After a task has been processed, an output model is available to download. This model contains structured data from the input document, in JSON format.

Tasks

The core collection of Private Documents is tasks. Each task corresponds to a single document uploaded to the platform, and an individual output model.

Example task data:

{
"jobid": "abcd1234",
"client": "Example Bank",
"clientFilename": "Portfolio Company 1 Dec-22.pdf",
"status": "SUCCESS",
"submitted": 1689002639,
"modelUrl": "https://document-store.s3.eu-west-2.amazonaws.com/path/to/model.json?Signed-Link-To-Fetch-File"
}

Note that some fields are not always included: in particular, modelUrl is never present before the task has been processed.

Every task has a jobid, which is a unique identifier. The jobid can be used to fetch or modify a particular task, eg. GET /tasks/abcd1234 or DELETE /tasks/abcd1243.

Tasks are processed asynchronously. You can track the progress of a task via the status field: status: "SUCCESS" indicates that the task has been successfully processed by Scribe.

When a task is first created, its status is "PENDING_UPLOAD". This indicates that a task has been created, but a document has not yet been uploaded corresponding to that task. Read more about task creation. If a document is not uploaded, a task in the PENDING_UPLOAD state will be automatically deleted after a period of time.

Models

When a task's status is "SUCCESS", an output model is available to download. Scribe creates one model per task.

The model can be downloaded via a signed URL, which is returned as part of the task data. Note that the signed URL is valid for a limited amount of time, so you should download the model immediately after fetching task data.

Deletion

Tasks can be deleted via the DELETE /tasks/{jobid} endpoint.

Deletion is irreversible: the original document, the output model and any other data derived from the original document are permanently deleted from the Scribe platform.

If a task is accidentally deleted, you will need to create a new task, upload the original document, and wait for processing.

Collation

For Fund Performance outputs, multiple models can be collated together. For example, you might want to export data for an entire portfolio, in a given quarter; or export data from multiple quarters relating to the same companies.

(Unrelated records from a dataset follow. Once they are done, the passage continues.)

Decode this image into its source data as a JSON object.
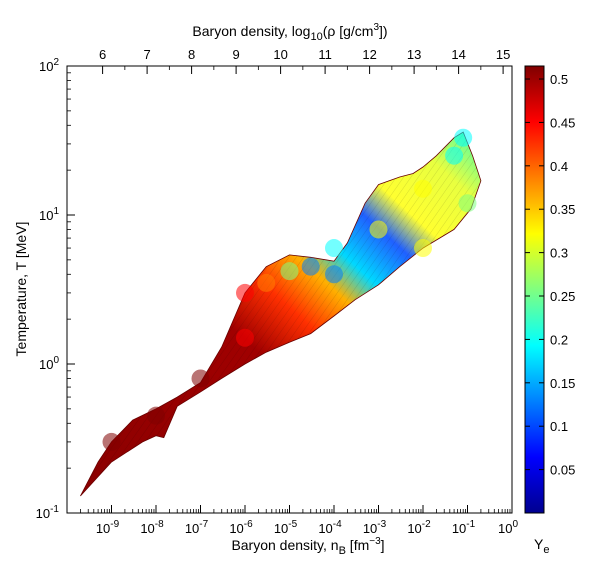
{
  "chart_data": {
    "type": "scatter",
    "title": "",
    "xlabel": "Baryon density, n_B [fm^-3]",
    "ylabel": "Temperature, T [MeV]",
    "x2label": "Baryon density, log10(ρ [g/cm^3])",
    "colorbar_label": "Y_e",
    "xscale": "log",
    "yscale": "log",
    "xlim": [
      1e-10,
      1
    ],
    "ylim": [
      0.1,
      100
    ],
    "x2lim": [
      5.2,
      15.2
    ],
    "x_ticks": [
      {
        "exp": "-9",
        "value": 1e-09
      },
      {
        "exp": "-8",
        "value": 1e-08
      },
      {
        "exp": "-7",
        "value": 1e-07
      },
      {
        "exp": "-6",
        "value": 1e-06
      },
      {
        "exp": "-5",
        "value": 1e-05
      },
      {
        "exp": "-4",
        "value": 0.0001
      },
      {
        "exp": "-3",
        "value": 0.001
      },
      {
        "exp": "-2",
        "value": 0.01
      },
      {
        "exp": "-1",
        "value": 0.1
      },
      {
        "exp": "0",
        "value": 1
      }
    ],
    "y_ticks": [
      {
        "exp": "-1",
        "value": 0.1
      },
      {
        "exp": "0",
        "value": 1
      },
      {
        "exp": "1",
        "value": 10
      },
      {
        "exp": "2",
        "value": 100
      }
    ],
    "x2_ticks": [
      "6",
      "7",
      "8",
      "9",
      "10",
      "11",
      "12",
      "13",
      "14",
      "15"
    ],
    "colorbar_ticks": [
      "0.05",
      "0.1",
      "0.15",
      "0.2",
      "0.25",
      "0.3",
      "0.35",
      "0.4",
      "0.45",
      "0.5"
    ],
    "colorbar_range": [
      0,
      0.515
    ],
    "colormap": [
      "#00008f",
      "#0000ff",
      "#0080ff",
      "#00ffff",
      "#80ff80",
      "#ffff00",
      "#ff8000",
      "#ff0000",
      "#800000"
    ],
    "grid": false,
    "surface_outline": [
      [
        2e-10,
        0.13
      ],
      [
        5e-10,
        0.22
      ],
      [
        1e-09,
        0.3
      ],
      [
        3e-09,
        0.42
      ],
      [
        1e-08,
        0.5
      ],
      [
        3e-08,
        0.6
      ],
      [
        1e-07,
        0.75
      ],
      [
        3e-07,
        1.3
      ],
      [
        1e-06,
        3.0
      ],
      [
        3e-06,
        4.5
      ],
      [
        1e-05,
        5.4
      ],
      [
        3e-05,
        5.2
      ],
      [
        0.0001,
        4.9
      ],
      [
        0.0002,
        6.5
      ],
      [
        0.0005,
        12
      ],
      [
        0.001,
        16
      ],
      [
        0.003,
        18
      ],
      [
        0.006,
        19
      ],
      [
        0.01,
        21
      ],
      [
        0.02,
        25
      ],
      [
        0.05,
        33
      ],
      [
        0.08,
        36
      ],
      [
        0.13,
        25
      ],
      [
        0.2,
        17
      ],
      [
        0.12,
        11
      ],
      [
        0.05,
        8
      ],
      [
        0.01,
        6
      ],
      [
        0.003,
        4.5
      ],
      [
        0.001,
        3.4
      ],
      [
        0.0003,
        2.7
      ],
      [
        0.0001,
        2.1
      ],
      [
        3e-05,
        1.6
      ],
      [
        1e-05,
        1.4
      ],
      [
        3e-06,
        1.2
      ],
      [
        1e-06,
        1.0
      ],
      [
        3e-07,
        0.8
      ],
      [
        1e-07,
        0.65
      ],
      [
        3e-08,
        0.52
      ],
      [
        1.5e-08,
        0.32
      ],
      [
        1e-08,
        0.33
      ],
      [
        5e-09,
        0.3
      ],
      [
        1e-09,
        0.22
      ],
      [
        2e-10,
        0.13
      ]
    ],
    "ye_points": [
      {
        "x": 1e-09,
        "y": 0.3,
        "ye": 0.5
      },
      {
        "x": 1e-08,
        "y": 0.45,
        "ye": 0.5
      },
      {
        "x": 1e-07,
        "y": 0.8,
        "ye": 0.5
      },
      {
        "x": 1e-06,
        "y": 1.5,
        "ye": 0.48
      },
      {
        "x": 1e-06,
        "y": 3.0,
        "ye": 0.42
      },
      {
        "x": 3e-06,
        "y": 3.5,
        "ye": 0.36
      },
      {
        "x": 1e-05,
        "y": 4.2,
        "ye": 0.26
      },
      {
        "x": 3e-05,
        "y": 4.5,
        "ye": 0.15
      },
      {
        "x": 0.0001,
        "y": 4.0,
        "ye": 0.12
      },
      {
        "x": 0.0001,
        "y": 6.0,
        "ye": 0.2
      },
      {
        "x": 0.001,
        "y": 8.0,
        "ye": 0.3
      },
      {
        "x": 0.01,
        "y": 15.0,
        "ye": 0.32
      },
      {
        "x": 0.01,
        "y": 6.0,
        "ye": 0.31
      },
      {
        "x": 0.05,
        "y": 25.0,
        "ye": 0.22
      },
      {
        "x": 0.08,
        "y": 33.0,
        "ye": 0.18
      },
      {
        "x": 0.1,
        "y": 12.0,
        "ye": 0.28
      }
    ]
  }
}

This is available via the GET /fund-portfolio endpoint.

The collated model has the same format as models corresponding to individual tasks.

Scribe platform

Private Documents can be managed via this API, and via Scribe's web platform. While the API provides more flexibility, the Scribe platform can be used without writing any code.

You can manage Private Documents using either or both: for example, data teams could upload documents via the web interface, and use the API to export outputs to a data lake after processing.